After JJ started breathing again, they rolled him into the recovery position and waited for the ambulance.
Luca said it felt "pretty good" to have helped save a life and it had given him more confidence as a lifeguard.
"I do a lot of mountain biking and a lot of surfing ... I know if anything goes wrong, I feel like I can trust myself a bit more."
Near-death experiences - how common are they?
Massey University associate professor in the school of psychology Natasha Tassell-Matamua has been researching near-death experiences for more than a decade. She has also had a near-death experience herself.
She said JJ's story had a lot of features of what would be considered a near-death experience.
"The disembodiment, the sense of leaving the body and floating up, seeing light, seeing other beings.
"It sounds like he had the flipping through memories - that's what would be considered a life review.
"The choice to come back or to continue is … well-known features of what people report when they've had a near-death experience."
Tassell-Matamua said it was hard to say how common near-death experiences were.
Some studies have suggested as many as 20 per cent of those who have died and been resuscitated have reported some sort of "near-death" psychological experience, whereas others put the figure at around 9 per cent, she said.
She said there were numerous theories about why they occurred.
"We don't know what causes them - they just seem to happen and happen in a similar way for many people."

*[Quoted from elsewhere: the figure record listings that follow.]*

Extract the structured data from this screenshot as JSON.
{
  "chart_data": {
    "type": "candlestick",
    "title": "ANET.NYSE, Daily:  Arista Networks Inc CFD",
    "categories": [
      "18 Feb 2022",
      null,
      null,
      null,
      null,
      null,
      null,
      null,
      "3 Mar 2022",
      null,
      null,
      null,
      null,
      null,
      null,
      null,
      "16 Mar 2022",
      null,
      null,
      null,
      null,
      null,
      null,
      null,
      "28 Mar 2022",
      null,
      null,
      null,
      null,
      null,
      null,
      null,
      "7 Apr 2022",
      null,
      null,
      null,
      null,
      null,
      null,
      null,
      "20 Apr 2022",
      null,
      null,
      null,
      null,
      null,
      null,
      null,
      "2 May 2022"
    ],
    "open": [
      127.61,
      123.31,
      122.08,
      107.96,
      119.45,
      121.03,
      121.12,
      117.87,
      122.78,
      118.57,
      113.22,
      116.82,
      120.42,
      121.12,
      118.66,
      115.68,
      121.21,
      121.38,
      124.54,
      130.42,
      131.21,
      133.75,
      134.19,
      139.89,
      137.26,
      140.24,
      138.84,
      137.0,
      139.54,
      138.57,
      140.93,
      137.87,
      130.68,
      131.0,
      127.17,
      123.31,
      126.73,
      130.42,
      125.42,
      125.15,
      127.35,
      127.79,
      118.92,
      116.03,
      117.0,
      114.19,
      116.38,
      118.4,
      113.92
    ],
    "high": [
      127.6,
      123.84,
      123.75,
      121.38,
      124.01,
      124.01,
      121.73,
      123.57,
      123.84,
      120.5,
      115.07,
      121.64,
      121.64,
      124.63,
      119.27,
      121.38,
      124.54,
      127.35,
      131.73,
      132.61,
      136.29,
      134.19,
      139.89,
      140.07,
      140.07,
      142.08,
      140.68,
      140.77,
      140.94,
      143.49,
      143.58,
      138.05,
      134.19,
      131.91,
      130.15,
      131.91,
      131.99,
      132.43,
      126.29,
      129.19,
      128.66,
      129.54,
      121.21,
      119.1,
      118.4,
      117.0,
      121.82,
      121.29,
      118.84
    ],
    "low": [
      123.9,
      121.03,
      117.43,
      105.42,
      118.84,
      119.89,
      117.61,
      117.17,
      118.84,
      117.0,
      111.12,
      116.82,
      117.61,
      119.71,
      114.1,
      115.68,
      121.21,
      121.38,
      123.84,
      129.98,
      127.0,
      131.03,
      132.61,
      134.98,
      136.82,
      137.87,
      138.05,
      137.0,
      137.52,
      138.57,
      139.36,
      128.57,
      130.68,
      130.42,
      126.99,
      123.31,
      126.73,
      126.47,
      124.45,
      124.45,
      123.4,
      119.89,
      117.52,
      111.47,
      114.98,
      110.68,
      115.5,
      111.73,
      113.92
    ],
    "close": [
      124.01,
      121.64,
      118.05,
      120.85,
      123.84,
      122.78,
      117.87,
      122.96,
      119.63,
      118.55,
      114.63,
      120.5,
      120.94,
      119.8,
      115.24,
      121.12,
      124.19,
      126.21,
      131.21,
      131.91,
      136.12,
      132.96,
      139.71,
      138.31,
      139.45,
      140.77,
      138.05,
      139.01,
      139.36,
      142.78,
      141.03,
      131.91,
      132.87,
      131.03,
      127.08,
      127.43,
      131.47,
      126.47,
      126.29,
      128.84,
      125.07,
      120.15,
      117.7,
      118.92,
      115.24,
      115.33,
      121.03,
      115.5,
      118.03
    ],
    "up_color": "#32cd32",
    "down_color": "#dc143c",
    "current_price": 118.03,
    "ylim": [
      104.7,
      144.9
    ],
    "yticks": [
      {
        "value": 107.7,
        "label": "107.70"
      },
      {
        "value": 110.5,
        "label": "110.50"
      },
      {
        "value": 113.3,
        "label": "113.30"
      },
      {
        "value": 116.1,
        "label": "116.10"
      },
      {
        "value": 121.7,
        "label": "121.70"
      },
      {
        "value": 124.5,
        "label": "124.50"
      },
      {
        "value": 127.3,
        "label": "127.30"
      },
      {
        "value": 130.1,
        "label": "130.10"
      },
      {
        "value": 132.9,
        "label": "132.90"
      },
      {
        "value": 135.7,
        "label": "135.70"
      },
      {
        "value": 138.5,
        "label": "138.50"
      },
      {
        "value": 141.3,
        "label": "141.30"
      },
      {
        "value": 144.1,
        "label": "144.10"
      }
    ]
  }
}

In her own near-death experience, the result of illness in her late teens, she recalled "travelling through what appeared to be a tunnel towards a really bright light, and in that light there was a silhouette of what appeared to be a being".
"I just communicated with the being, but it wasn't verbal. It was more ... a telepathic sort of communication just saying I'm not ready yet.
"After that I was propelled back down the tunnel and back into my body."
When she woke, she felt like it was "the most real thing that had ever occurred in my life".